Конечно, все вокруг удивлялись, что может быть общего между обаятельным культурным отцом Вероники и ее грубоватой матерью, и каждый объяснял это себе по-разному, то есть каждый по-разному был далек от истины: не из жалости он женился на одинокой женщине, не из расчета он пристроился возле заведующей большим овощным магазином, не из порядочности узаконил их отношения, когда она носила Веронику, — нет. Терпя крушение за крушением, и с женщинами, и на работе (часто одно вызывало другое и наоборот), он слишком уставал от жизни, смирялся и на ощупь искал надежное убежище, пристанище, угол, где бы ему разрешили перевести дух, опомниться.

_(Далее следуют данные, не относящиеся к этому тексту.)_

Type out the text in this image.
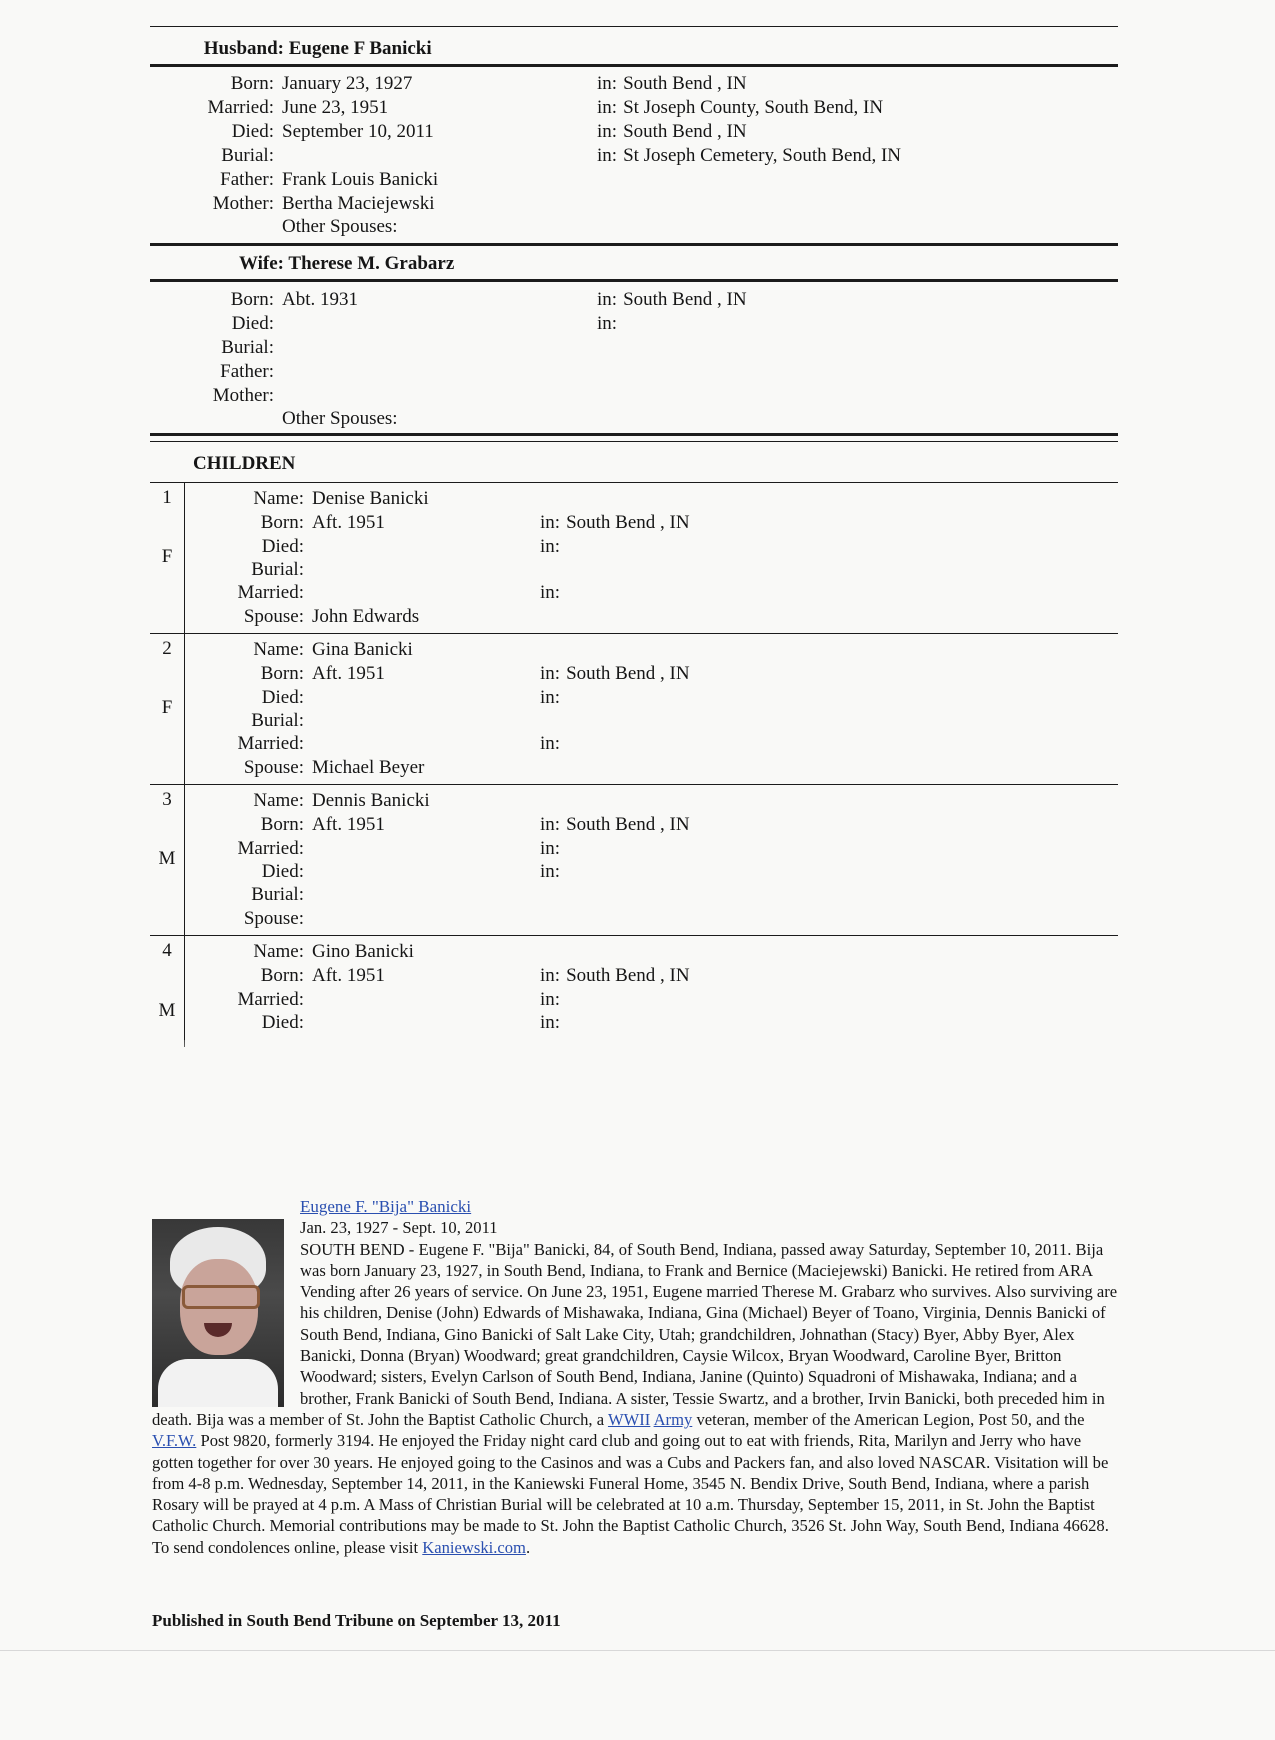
Husband: Eugene F Banicki
Born: January 23, 1927	in: South Bend , IN
Married: June 23, 1951	in: St Joseph County, South Bend, IN
Died: September 10, 2011	in: South Bend , IN
Burial:	in: St Joseph Cemetery, South Bend, IN
Father: Frank Louis Banicki
Mother: Bertha Maciejewski
Other Spouses:
Wife: Therese M. Grabarz
Born: Abt. 1931	in: South Bend , IN
Died:	in:
Burial:
Father:
Mother:
Other Spouses:
CHILDREN
1
F
Name: Denise Banicki
Born: Aft. 1951	in: South Bend , IN
Died:	in:
Burial:
Married:	in:
Spouse: John Edwards
2
F
Name: Gina Banicki
Born: Aft. 1951	in: South Bend , IN
Died:	in:
Burial:
Married:	in:
Spouse: Michael Beyer
3
M
Name: Dennis Banicki
Born: Aft. 1951	in: South Bend , IN
Married:	in:
Died:	in:
Burial:
Spouse:
4
M
Name: Gino Banicki
Born: Aft. 1951	in: South Bend , IN
Married:	in:
Died:	in:
Eugene F. "Bija" Banicki
Jan. 23, 1927 - Sept. 10, 2011

SOUTH BEND - Eugene F. "Bija" Banicki, 84, of South Bend, Indiana, passed away Saturday, September 10, 2011. Bija was born January 23, 1927, in South Bend, Indiana, to Frank and Bernice (Maciejewski) Banicki. He retired from ARA Vending after 26 years of service. On June 23, 1951, Eugene married Therese M. Grabarz who survives. Also surviving are his children, Denise (John) Edwards of Mishawaka, Indiana, Gina (Michael) Beyer of Toano, Virginia, Dennis Banicki of South Bend, Indiana, Gino Banicki of Salt Lake City, Utah; grandchildren, Johnathan (Stacy) Byer, Abby Byer, Alex Banicki, Donna (Bryan) Woodward; great grandchildren, Caysie Wilcox, Bryan Woodward, Caroline Byer, Britton Woodward; sisters, Evelyn Carlson of South Bend, Indiana, Janine (Quinto) Squadroni of Mishawaka, Indiana; and a brother, Frank Banicki of South Bend, Indiana. A sister, Tessie Swartz, and a brother, Irvin Banicki, both preceded him in death. Bija was a member of St. John the Baptist Catholic Church, a WWII Army veteran, member of the American Legion, Post 50, and the V.F.W. Post 9820, formerly 3194. He enjoyed the Friday night card club and going out to eat with friends, Rita, Marilyn and Jerry who have gotten together for over 30 years. He enjoyed going to the Casinos and was a Cubs and Packers fan, and also loved NASCAR. Visitation will be from 4-8 p.m. Wednesday, September 14, 2011, in the Kaniewski Funeral Home, 3545 N. Bendix Drive, South Bend, Indiana, where a parish Rosary will be prayed at 4 p.m. A Mass of Christian Burial will be celebrated at 10 a.m. Thursday, September 15, 2011, in St. John the Baptist Catholic Church. Memorial contributions may be made to St. John the Baptist Catholic Church, 3526 St. John Way, South Bend, Indiana 46628. To send condolences online, please visit Kaniewski.com.

Published in South Bend Tribune on September 13, 2011
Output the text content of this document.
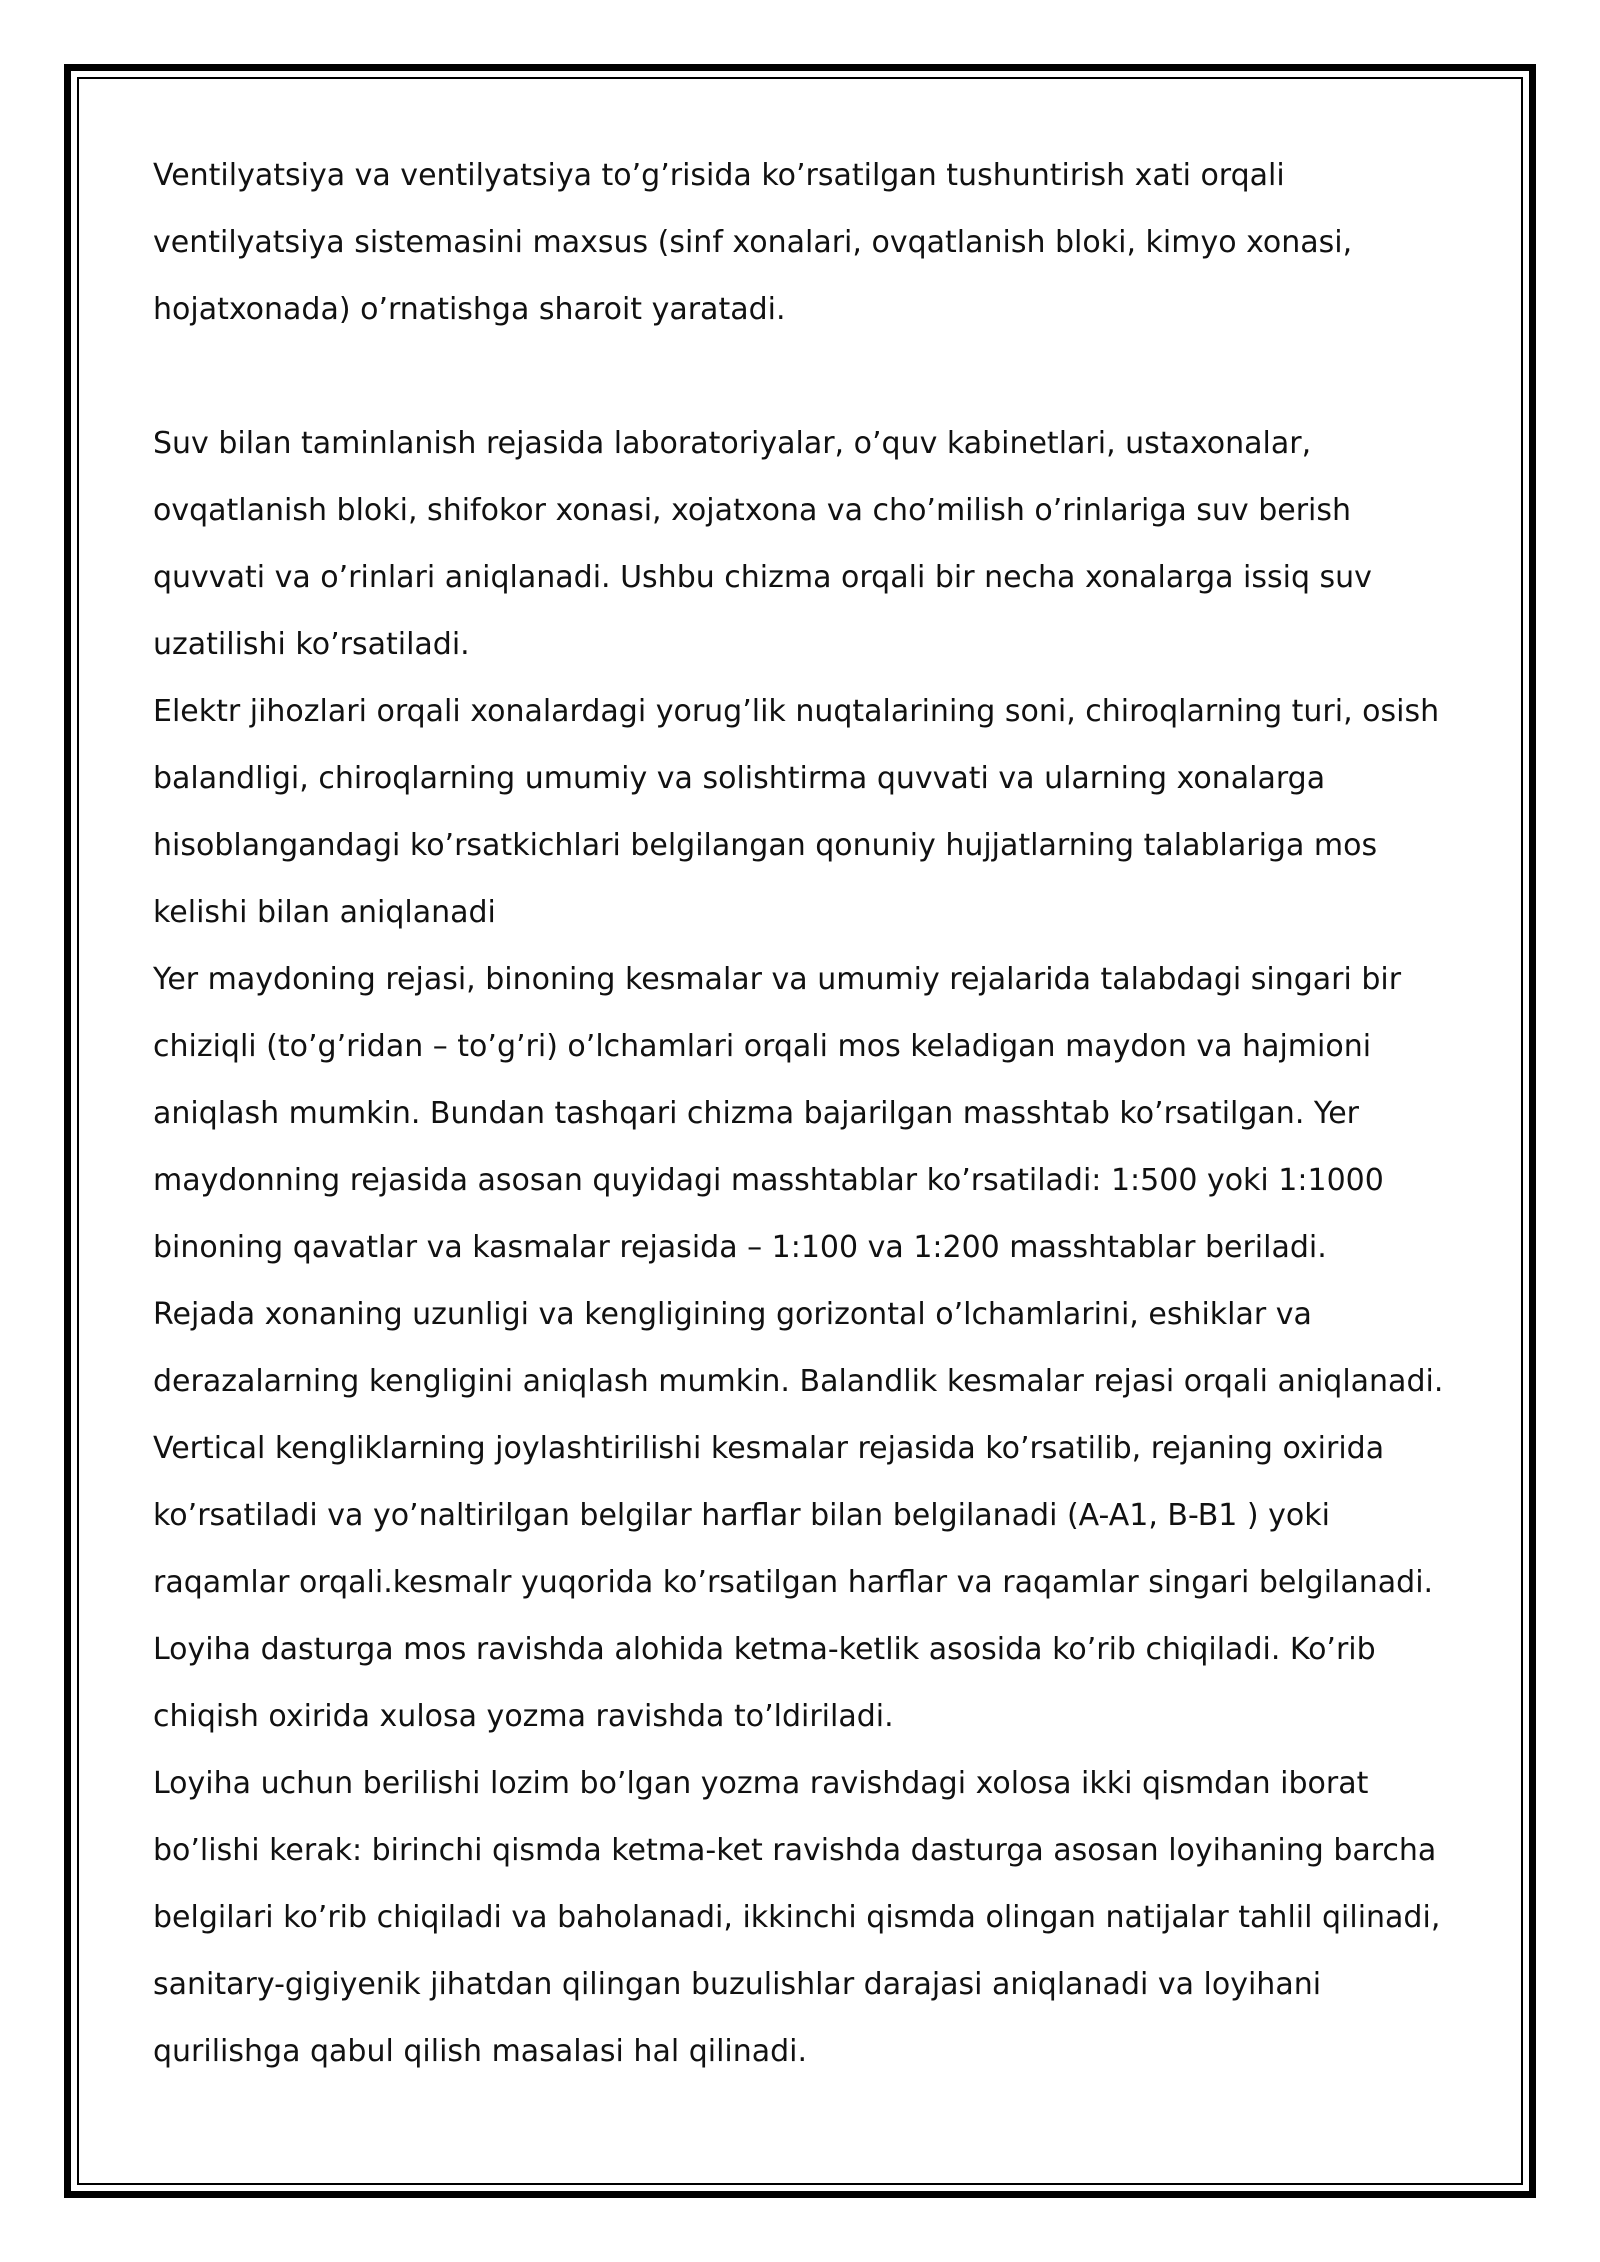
Ventilyatsiya va ventilyatsiya to’g’risida ko’rsatilgan tushuntirish xati orqali ventilyatsiya sistemasini maxsus (sinf xonalari, ovqatlanish bloki, kimyo xonasi, hojatxonada) o’rnatishga sharoit yaratadi.

Suv bilan taminlanish rejasida laboratoriyalar, o’quv kabinetlari, ustaxonalar, ovqatlanish bloki, shifokor xonasi, xojatxona va cho’milish o’rinlariga suv berish quvvati va o’rinlari aniqlanadi. Ushbu chizma orqali bir necha xonalarga issiq suv uzatilishi ko’rsatiladi.

Elektr jihozlari orqali xonalardagi yorug’lik nuqtalarining soni, chiroqlarning turi, osish balandligi, chiroqlarning umumiy va solishtirma quvvati va ularning xonalarga hisoblangandagi ko’rsatkichlari belgilangan qonuniy hujjatlarning talablariga mos kelishi bilan aniqlanadi

Yer maydoning rejasi, binoning kesmalar va umumiy rejalarida talabdagi singari bir chiziqli (to’g’ridan – to’g’ri) o’lchamlari orqali mos keladigan maydon va hajmioni aniqlash mumkin. Bundan tashqari chizma bajarilgan masshtab ko’rsatilgan. Yer maydonning rejasida asosan quyidagi masshtablar ko’rsatiladi: 1:500 yoki 1:1000 binoning qavatlar va kasmalar rejasida – 1:100 va 1:200 masshtablar beriladi.

Rejada xonaning uzunligi va kengligining gorizontal o’lchamlarini, eshiklar va derazalarning kengligini aniqlash mumkin. Balandlik kesmalar rejasi orqali aniqlanadi. Vertical kengliklarning joylashtirilishi kesmalar rejasida ko’rsatilib, rejaning oxirida ko’rsatiladi va yo’naltirilgan belgilar harflar bilan belgilanadi (A-A1, B-B1 ) yoki raqamlar orqali.kesmalr yuqorida ko’rsatilgan harflar va raqamlar singari belgilanadi.

Loyiha dasturga mos ravishda alohida ketma-ketlik asosida ko’rib chiqiladi. Ko’rib chiqish oxirida xulosa yozma ravishda to’ldiriladi.

Loyiha uchun berilishi lozim bo’lgan yozma ravishdagi xolosa ikki qismdan iborat bo’lishi kerak: birinchi qismda ketma-ket ravishda dasturga asosan loyihaning barcha belgilari ko’rib chiqiladi va baholanadi, ikkinchi qismda olingan natijalar tahlil qilinadi, sanitary-gigiyenik jihatdan qilingan buzulishlar darajasi aniqlanadi va loyihani qurilishga qabul qilish masalasi hal qilinadi.
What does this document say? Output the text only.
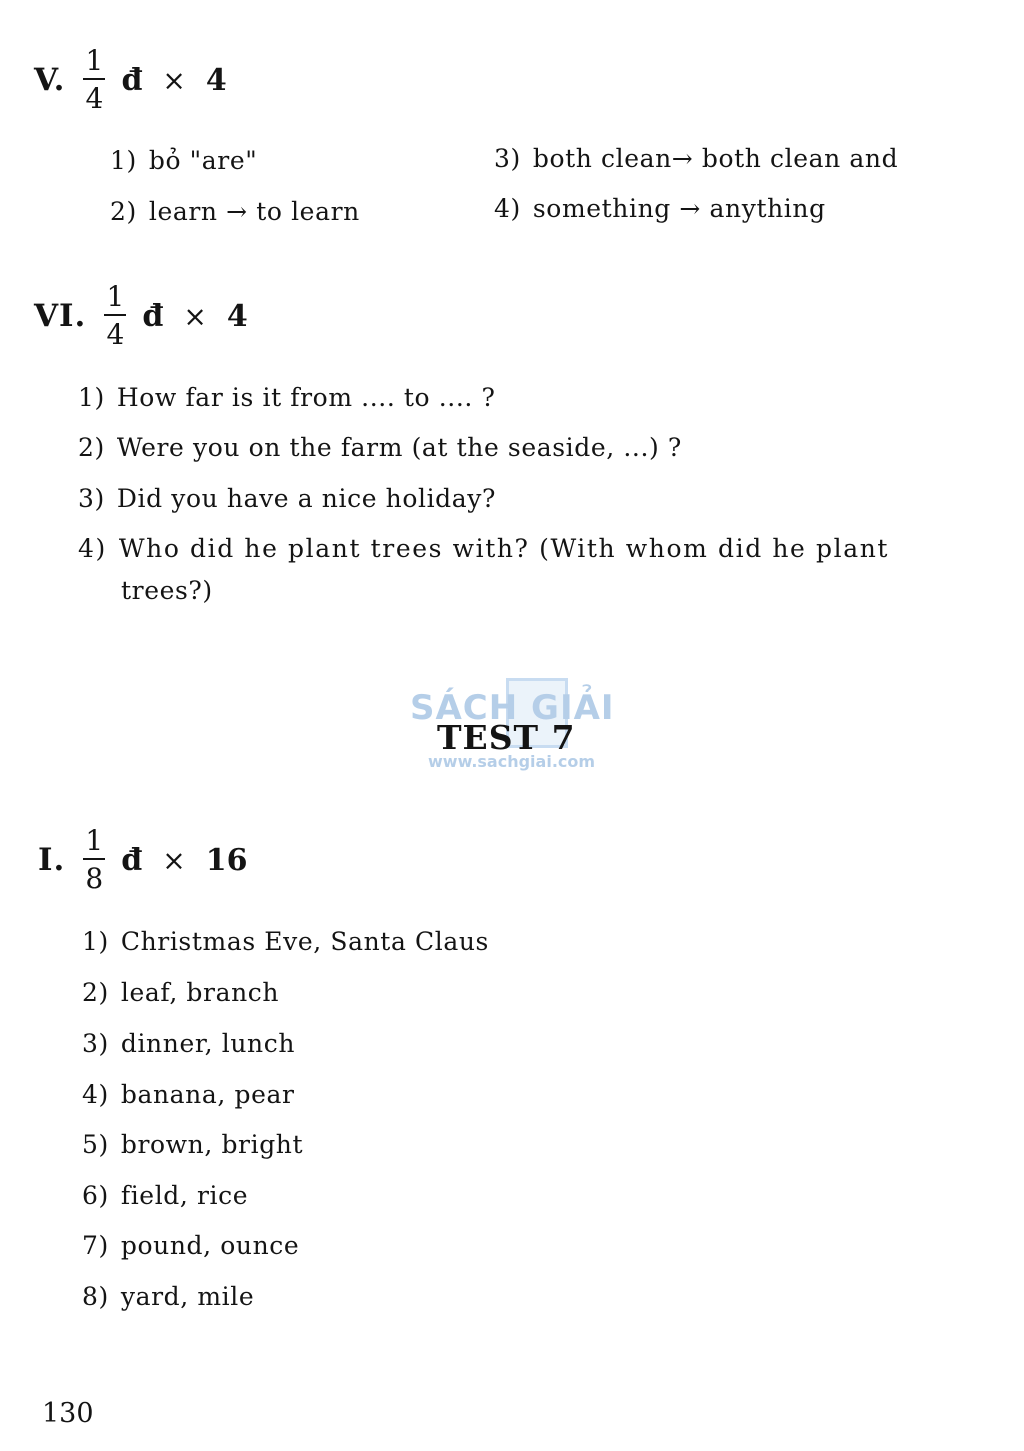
V. $\frac{1}{4}$ đ × 4
1) bỏ "are"
2) learn → to learn
3) both clean→ both clean and
4) something → anything
VI. $\frac{1}{4}$ đ × 4
1) How far is it from .... to .... ?
2) Were you on the farm (at the seaside, ...) ?
3) Did you have a nice holiday?
4) Who did he plant trees with? (With whom did he plant
trees?)
SÁCH GIẢI
www.sachgiai.com
TEST 7
I. $\frac{1}{8}$ đ × 16
1) Christmas Eve, Santa Claus
2) leaf, branch
3) dinner, lunch
4) banana, pear
5) brown, bright
6) field, rice
7) pound, ounce
8) yard, mile
130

Его союз с матерью был временной уступкой прозе жизни, ее грубой материальности — так, по крайней мере, он объяснял это спустя несколько лет в письме к дочери, которая знать его больше не желала, — он прилепился к этой женщине, чтобы возле нее отогреться, воспарить и, свободным, как птица, устремиться на поиски новых голосов и приключений.
И вот однажды, весело и неунывающе насвистывая куплеты Эскамильо, отец ушел навеки, а вслед ему, как летающие тарелки, полетели все эти проклятые Гуно, трижды проклятые Вивальди (чтоб они провалились!), Моцарты, Мусоргские, и Танеевы, и чертовы Бетховены, и ненавистные Бахи, Брамсы, романсы, контрдансы, реверансы; отец растворился в складках воздуха под торжественную песнь Тореадора, улетучился, — но музыка доблестно осталась, и мать была готова бежать от нее на край света, как Ио, преследуемая оводом, потому что она так верила, что он человек, а то, чем он оказался, не для ушей Вероники, расти, дочка, тоненькой, воспитанной, не то, что твоя неученая мать, которая ни черта не смыслит во всех этих Верди, но зато баба верная и тебя не бросит, как некоторые, что прикрываются разными там Шопенами, а сами подлецы отпетые. Тогда Вероника согласилась не мучить мать и не издеваться над ее бедным сердцем, и музыка ушла в подполье, она слушала ее тихонько, чтобы мама, возвращаясь домой, не вспоминала отца. Постепенно тайна, которой она окружала музыку, вошла в привычку. На уроках музлитературы, когда учительница объясняла, где тема Руслана, а где — Черномора, она мучилась так, точно ее раздевали перед студентами-медиками, чтобы продемонстрировать степень искривления позвоночника. Вероника страдала, когда учительница, запустив руки в горячие внутренности музыки, извлекала оттуда на ощупь перламутровую трубу или золотую арфу. «Слышите, — бесстыже говорила она, — вот в этом месте чистая кварта, как вскрик, — это падает голова казненного Эгмонта». Девочки со скукой внимали ей: действительно, чистая кварта, чище и быть не может, и больше ничего, кроме чистой кварты, не происходило — ни озноба, ни ужаса, ни гибели, ни красоты.
Она полюбила его за музыку.
Санаторий размещался в двухэтажном помещении: на первом этаже в одном крыле был зал с пианино, столовая, в другом жили мальчики. Весь второй этаж занимали девочки. В этот заезд девочек было немного, и только пять-шесть из них с легкой формой заболевания — они пользовались большим успехом у своих санаторских ребят и у местных, с которыми администрация во избежание инцидентов дружить не советовала. Окно Вероникиной палаты выходило в яблоневый сад, просторный, полный августовских яблок: желтых, красных с царапинами, продолговатых — разных. За яблонями великолепно стояли горы, где-то за ними возвышался Эльбрус, куда каждому заезду полагалась экскурсия, Пятигорск, Провал, Машук, там, за горами, вечно длилась дуэль Печорина с Грушницким, который падал в пропасть и снова возникал, как заколдованный, на узкой площадке, стоило только перевернуть обратно страницу. Первобытной красоты и чистоты озеро сверкало у подножия гор.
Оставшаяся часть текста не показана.